Le lien ininterrompu de la Transmission confère une légitimité, certes, mais avant toute chose il est le symbole merveilleux du lien de la grande famille des enfants du Bouddha.
De l’Inde d’il y a presque trois mille ans, jusqu’au Paris d’aujourd’hui, le Dharma a été transmis avec générosité  pour le bien de tous les êtres.

Patriarches Indiens

BouddhaShakyamuni, 

Mahakasyapa, Ananda, Shanavasin, Upagupta, Dhitika, Mishaka, Vasumitra, Buddhanandi, Buddhamitra, Parshva, Punyayasha , Anabodhi, Kapimala

Jusqu’à Kapimala, 14ème Patriarche, la lignée-racine est la même pour la quasi totalité des lignées bouddhistes toute tradition confondue

 

Nagarjuna, Kanadeva, Rahulabhadra, Samghanandi, Samghayathata, Kumaralata, Shayata, Vasubandhu, Manorata, Haklenayasha, Simhabodhi, Bashashita, Sunyamitra, Prajnadhara, Bodhidharma 

 

Ramification Chinoise 

 

Bodhidharma (470-532)  

Eka (Hui-K’o) (487-593), Sosan (Seng-Ts’an) (? -606), Doshin (Tao-Hsin) (580-651), Gunin (Konin) (Hung-Jen) (601-674), Eno (Hui-Neng)(638-713), Seigen Gyoshi (Ch’ing-Yûan Hsing-Ssu) (660-740), Sekito Kisen (Shih-T’ou Hsi-Ch’ien) (700-790), Yakusan Igen (Yûeh-Shan Wei-Yen) (745-828), Ungan Donjo (Yûn-Yen T’an-Sheng) (780-841), Tozan Ryokai (Tung-Shan Liang-Chieh) (807-869), Sozan Honjaku (Ts’ao-Shan Pen-Chi) (840-901), Ungo Doyo (Yûn-Chû Tao-Ying) (? -909), DoanDohi (?), Doan Kanshi (?), Ryozan Enkan (Liang-Shan Yûan-Kuan) (?), Taiyo Kyogen (943-1027), Toshi Gisei (1032-1083), Fuyo Dokai (Fu-Ying Tao-Kai) (1043-1118), Tanka Shinjun (Tan-Hsia Tzu-Ch’un) (? – 1119), Wanshi Shogaku (Hung-Chih Cheng- Chûeh) (1091-1157), Shingetsu Shoryo (Chen-Hsieh Ch’ing-Liao) (?), Tendo Sokaku (?), Setcho Chikan (1105-1192), Tendo Nyojo (T’ien-T’ung Ju-Ching) (1163-1228)  

Ramification Japonaise

Eihei Dôgen (1200-1253)

Réformateur du zen japonais et fondateur de l'école Sôtô.  

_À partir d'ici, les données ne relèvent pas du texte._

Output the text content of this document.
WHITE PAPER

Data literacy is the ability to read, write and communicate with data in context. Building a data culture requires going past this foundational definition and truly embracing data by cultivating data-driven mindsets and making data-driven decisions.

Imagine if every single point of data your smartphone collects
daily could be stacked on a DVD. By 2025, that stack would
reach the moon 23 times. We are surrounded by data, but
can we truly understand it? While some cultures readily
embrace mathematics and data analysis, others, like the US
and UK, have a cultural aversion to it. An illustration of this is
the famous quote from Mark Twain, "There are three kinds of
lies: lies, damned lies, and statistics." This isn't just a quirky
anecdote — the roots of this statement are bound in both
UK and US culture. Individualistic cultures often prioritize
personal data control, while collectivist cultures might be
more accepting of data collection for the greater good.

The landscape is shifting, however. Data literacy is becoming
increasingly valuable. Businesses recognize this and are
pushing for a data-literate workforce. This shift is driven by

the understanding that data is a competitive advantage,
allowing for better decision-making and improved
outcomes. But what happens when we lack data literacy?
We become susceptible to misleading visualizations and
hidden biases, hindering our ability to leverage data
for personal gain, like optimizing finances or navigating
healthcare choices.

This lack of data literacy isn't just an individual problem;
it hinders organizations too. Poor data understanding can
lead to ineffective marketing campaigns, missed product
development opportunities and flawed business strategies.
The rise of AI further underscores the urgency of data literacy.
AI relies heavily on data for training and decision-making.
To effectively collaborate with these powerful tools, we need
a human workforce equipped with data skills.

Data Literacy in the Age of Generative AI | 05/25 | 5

Né en 1200 de la haute aristocratie japonaise, Dôgen entra adolescent comme novice au Mont Hiei, le monastère de l'école Tendai. Il se rendit par la suite auprès du maître Ryônen Myôzen (1184-1225) au Kenninji où il s'initia au zen. Avec Myôzen, il se rendit en Chine en 1224. Il y demeura trois ans et reçut la transmission du maître Rujing (1163-1228, jap. Nyojô). À son retour, il demeura près de Kyôto où il fit construire le premier monastère spécifiquement zen au Japon, le Kôshôji. En 1243, il partit avec ses disciples dans la province d'Echizen (l'actuelle préfecture de Fukui) où il fit construire le monastère du Daibutsuji rebaptisé par la suite en Eiheiji. Il mourut en 1253.

Koun Ejô (1198-1280). 

Ejô appartenait à l'école zen de Dainichi Nônin (dite Daruma-shû) lorsqu'il rejoignit Dôgen dans son monastère de Kôshôji en 1234. Son plus fidèle disciple, il fut appointé comme chef des moines du Kôshôji en 1236 et assista Dôgen dans la compilation de son Shôbôgenzô. Il lui succéda comme second abbé d'Eiheiji. Les dernières années de sa vie furent marquées par le conflit qui perdura entre Gikai, son successeur, et ses autres condisciples. Après avoir abandonné sa charge d'abbé, il dut finalement la reprendre après le départ quelque peu forcé de Gikai. Il est l'auteur du "Samâdhi de la réserve lumineuse" (Kômyôzô zammai, 1278). On lui doit également un "Recueil des choses entendues à propos du Shôbôgenzô" (Shôbôgenzô Zuimonki), une compilation d'impromptus de Dôgen, composée à la fin des années 1230, toujours considérée comme une introduction "lisible" à la pensée du maître.

 

Tettsû Gikai (1219-1309) 

D'une branche du clan Fujiwara établie dans la province d'Echizen et l'un des disciples d'Ekan de l'école Daruma-shû. Lorsque l'école fut persécutée, Ekan et plusieurs de ses disciples, dont Gikai, rejoignirent la communauté du Kôshôji. À Eiheiji, il occupa les fonctions de cuisinier (jap. tenzo) ; il y reçut la transmission d'Ekan en 1251. Après la mort de Dôgen, Ejô lui conféra sa propre transmission en 1255. Gikai voyagea ensuite quelques années et se rendit peut-être en Chine. À son retour à Eiheiji, il édifia de nouveaux bâtiments et introduisit de nouveaux rituels. En 1267, il succéda à Ejô comme troisième abbé mais un conflit surgit avec ses anciens condisciples. Finalement il dut partir après cinq ans passés à la tête d'Eiheiji. Il s'établit alors une vingtaine d'années, avec sa mère, dans un ermitage non loin d'Eiheiji. Il convertit par la suite un monastère shingon, en un monastère zen, le Daijôji, qui fut officiellement ouvert en 1293.

Keizan Jôkin (1264-1325)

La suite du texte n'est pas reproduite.